First Flashes of 15 Years Ago
September 21, 2010
I cranked up the Rolling Stones' song Start It Up in my CD player 15 years ago today and wrote the 3000 NewsWire's very first FlashPaper. It was an era where CD drives weren't standard equipment in either PCs or my Mac, but the Stones song was everywhere that month on TVs, as Microsoft rolled out Windows 95 and its new Start button. Bill Gates' company hired a stuntman to rappel down the side of the CN Tower in Toronto as a kickoff stunt, a moment which attendees of the HP Interex show had watched just a month earlier.
The FlashPaper was our way of making a monthly newsletter feel more like a weekly. We wrote each one just before the NewsWire went into the postal bins. It was our effort at printing news more current than the monthly 3000 magazines which have all died since that day in September.
I wanted the FlashPaper to sound as sassy as Mick Jagger and hoped the theme music might help. I wrote about how HP had changed its mind, once again, about who should lead its IMAGE database labs. Then R&D manager Harry Sterling would pick Tien-You Chen out of what I called a "well-stocked technical pool." Chen held the position for more than a decade, even outlasting HP's manufacturing of 3000 hardware. Those middle '90s were an era of re-starting crucial 3000 technologies such as IMAGE.
I was eager to send this first news salvo into the information fray. Too eager, in fact, because that issue of the Flash was the only one ever to bear a specific date: Sept. 21, 1995. Once our printer finished our main issue, 10 days later, we could finally start up our FlashPaper tradition. Print led our news flow so long ago.
Fifteen years ago I reported the "new 5.5 MPE/iX release" would make 3000 databases better with a way to suspend users during online backups. HP was working with third parties like Orbit Software to help companies with large user counts keep 3000s online. Hewlett-Packard's 3000 division understood that large customers would renew support and upgrade their servers, so long as the uptime could be preserved. Orbit's still selling online backup, but HP ceases shipping 3000 subsystems this year.
Continuous service from the server was the 3000 hallmark. Within a year, we were calling the first version of our web site Always Online. We were still innocent about the Web's uptime, hoping for 3000 standards.
Windows NT was on the project charts for IT managers during that first Flash of writing.
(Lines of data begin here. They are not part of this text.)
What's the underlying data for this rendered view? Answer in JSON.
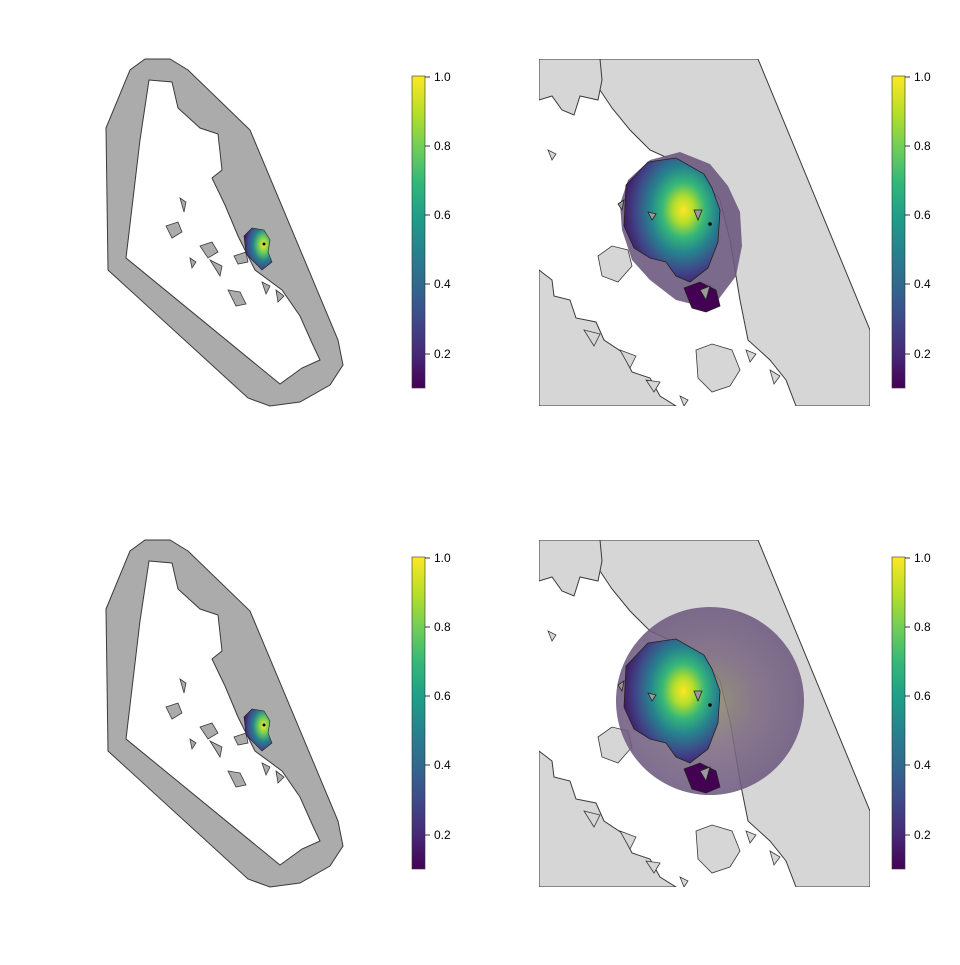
{
  "colors": {
    "land": "#d6d6d6",
    "buffer": "#ababab",
    "outline": "#3a3a3a",
    "viridis": [
      "#440154",
      "#482878",
      "#3e4a89",
      "#31688e",
      "#26828e",
      "#1f9e89",
      "#35b779",
      "#6ece58",
      "#b5de2b",
      "#fde725"
    ],
    "halo": "#7a5a86"
  },
  "panels": [
    {
      "id": "top-left-overview",
      "legend_ticks": [
        "1.0",
        "0.8",
        "0.6",
        "0.4",
        "0.2"
      ]
    },
    {
      "id": "top-right-zoom",
      "legend_ticks": [
        "1.0",
        "0.8",
        "0.6",
        "0.4",
        "0.2"
      ]
    },
    {
      "id": "bottom-left-overview",
      "legend_ticks": [
        "1.0",
        "0.8",
        "0.6",
        "0.4",
        "0.2"
      ]
    },
    {
      "id": "bottom-right-zoom",
      "legend_ticks": [
        "1.0",
        "0.8",
        "0.6",
        "0.4",
        "0.2"
      ]
    }
  ],
  "legend": {
    "min": 0.1,
    "max": 1.0
  }
}
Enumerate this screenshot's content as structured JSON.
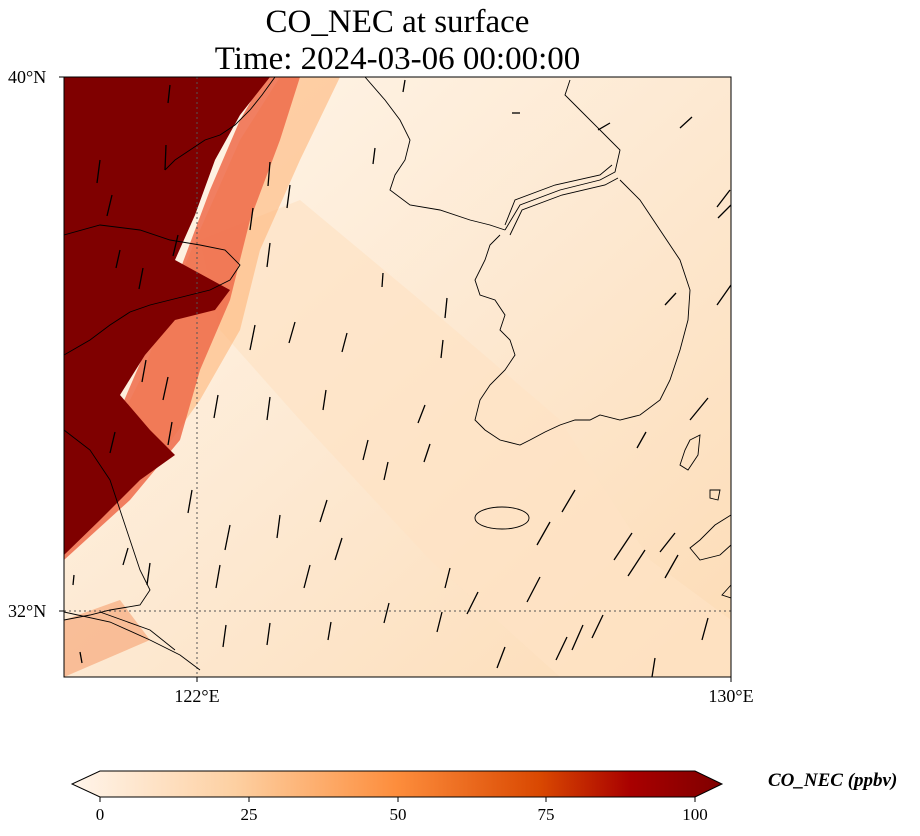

WRQ, now also disappeared (into Attachmate), was including WinNT versions of its Reflection terminal emulator along with a Win95 version. NT, developed by a former Digital engineer who designed a Windows which aspired to enterprise abilities, was one of HP's two alternatives in an era of 3000 co-existence. HP had missed the march of Windows into the IT shops by focusing on its own Unix. After 15 years HP's enterprise customers have trained their focus away from HP-UX, judging by HP's sales reports. Windows doesn't need New Technology to make its way into 3000 shops, and even Linux is stealing Unix business by now.
The first Flash of 15 years ago also carried reports of two programs that didn't survive the decade: Enterprint, for connecting 3000s to Xerox high-speed color printers via a Unix workstation network gateway; and Netwatch/3000, which promised a security watchdog over FTP and telnet access to HP 3000s. We advised our readers to contact the makers of Netwatch via fax -- still essential then -- as well as email. It was an era when most of the readership was not yet online with email. But our breaking news report followed the desire to link with color printers -- we printed the Flash on bright orange paper to stand out while we started up.
Thanks for keeping your eyes trained on the latest news about a server that's outlasted an era with few PC CDs, little email and faxing that was essential. We couldn't have started it up unless we believed savvy IT managers would have lasting interest in a computer that was already more than 20 years old.